= Stanley B. Smullen =

American politician

Stanley Bartlett Smullen Jr. (September 3, 1906 – July 9, 1998) was a Philadelphia businessman who served briefly on the Philadelphia City Council as a Republican.

Smullen was born in 1906 in Point Breeze, Philadelphia, the eldest child of Stanley and Mabel Smullen. The family moved to the city's Mount Airy neighborhood where Smullen's father worked in real estate. Smullen graduated from the University of Pennsylvania's Wharton School, then joined his father's business. In 1928, he married Charlotte E. Greenwood, with whom he had two children. Smullen also got involved in Republican politics and became the leader of the 59th Ward.

In 1961, the Democratic city councilman for the 8th district, Alfred Leopold Luongo, was appointed to the federal bench, and Republican ward leaders chose Smullen to run in the special election to replace him. He defeated his Democratic opponent, John A. Geisz, to take the seat for the Republicans.

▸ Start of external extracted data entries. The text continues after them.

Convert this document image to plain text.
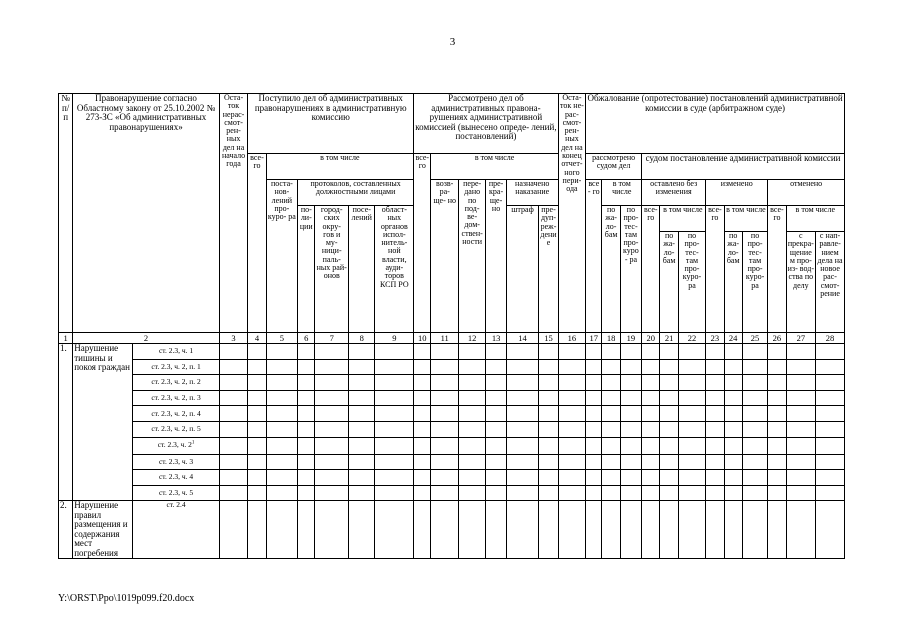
3
№ п/п	Правонарушение согласно Областному закону от 25.10.2002 № 273-ЗС «Об административных правонарушениях»		Оста- ток нерас- смот- рен- ных дел на начало года	Поступило дел об административных правонарушениях в административную комиссию						Рассмотрено дел об административных правона- рушениях административной комиссией (вынесено опреде- лений, постановлений)						Оста- ток не- рас- смот- рен- ных дел на конец отчет- ного пери- ода	Обжалование (опротестование) постановлений административной комиссии в суде (арбитражном суде)											
				все- го	в том числе					все- го	в том числе						рассмотрено судом дел			судом постановление административной комиссии								
					поста- нов- лений про- куро- ра	протоколов, составленных должностными лицами					возв- ра- ще- но	пере- дано по под- ве- дом- ствен- ности	пре- кра- ще- но	назначено наказание			все- го	в том числе		оставлено без изменения			изменено			отменено		
						по- ли- ции	город- ских окру- гов и му- ници- паль- ных рай- онов	посе- лений	област- ных органов испол- нитель- ной власти, ауди- торов КСП РО					штраф	пре- дуп- реж- дение			по жа- ло- бам	по про- тес- там про- куро- ра	все- го	в том числе		все- го	в том числе		все- го	в том числе	
																					по жа- ло- бам	по про- тес- там про- куро- ра		по жа- ло- бам	по про- тес- там про- куро- ра		с прекра- щением про- из- вод- ства по делу	с нап- равле- нием дела на новое рас- смот- рение
1	2		3	4	5	6	7	8	9	10	11	12	13	14	15	16	17	18	19	20	21	22	23	24	25	26	27	28
1.	Нарушение тишины и покоя граждан	ст. 2.3, ч. 1																										
		ст. 2.3, ч. 2, п. 1																										
		ст. 2.3, ч. 2, п. 2																										
		ст. 2.3, ч. 2, п. 3																										
		ст. 2.3, ч. 2, п. 4																										
		ст. 2.3, ч. 2, п. 5																										
		ст. 2.3, ч. $2^1$																										
		ст. 2.3, ч. 3																										
		ст. 2.3, ч. 4																										
		ст. 2.3, ч. 5																										
2.	Нарушение правил размещения и содержания мест погребения	ст. 2.4																										
Y:\ORST\Ppo\1019p099.f20.docx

Smullen's term was just over a year, and Republican ward leaders backed him for the nomination to a full term in 1963. In the 1963 election, redistricting added the 49th ward to Smullen's district; the result was a narrow victory for his Democratic opponent, Isadore H. Bellis. In 1964, Smullen ran for the Pennsylvania House of Representatives, but fell short of victory, losing to Democrat Walter H. Morley. He continued to run his real estate business and worked for the state department of commerce, but did not run for office again. He later retired to Ship Bottom, New Jersey, where he died in 1998.